Last Thursday the International Monetary Fund (IMF) and the European Union (EU) announced a Greek bailout, a $171 billion affair that the IMF claimed Greece had earned in the last months by their attempts to skirt full blown bankruptcy. The investors were standing to lose more than $130 billion from the debt swap that had been initiated to ease off the public sector burdens.

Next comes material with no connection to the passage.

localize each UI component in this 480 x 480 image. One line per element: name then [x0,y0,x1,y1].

Interview With The BOG Governor
With €50 billion set aside by the EU and IMF for the refunding of the banks, the Bank Of Greece’s governor, George Provopoulos said in an interview Saturday that “I believe that the available amount will not need to be fully exhausted,” then continued with “The recapitalization of the banks will be completed by September 2012.” He did state though that he expected that there would be mergers taking place in spite of the Alpha Bank’s planned shareholder meeting to discuss scrapping their merger with EFG Eurobank Ergasias, one of the largest Greek bank mergers in years.
Investors Worried Anyways
The governor is set to testify Monday at the Bank of Greece’s monetary report to discuss the banking system, the economic recovery, and the difficulties that they face in the near and mid-term future…a subject still considered up for debate. The IMF warned that the bailout would have to be managed very carefully and that it left little room for error, and that Greece was still “accident prone.” A sentiment that many investors are seemingly echoing. In the report released on Friday, the IMF staff wrote that the package relies on very ambitious privatization and fiscal goals. But, mainly n the bringing new life to the structural reforms. If policies fail, or fail to be implemented, then a second bail out could become necessary.
May Take Second Bailout
This is that part that has investors concerned. Investors worry that the bailout may not be enough, in spite of the governors statement. Investors worry that if the Greek plan goes off track that the EU may have to backstop the country’s liquidity while coming up with another plan to boost the Greek economy. As it stands now, they had to agree to massive further spending cuts in order to obtain the loans. The plan also calls for a move to private industry, away from the public enterprise, in order to make the economy more competitive globally.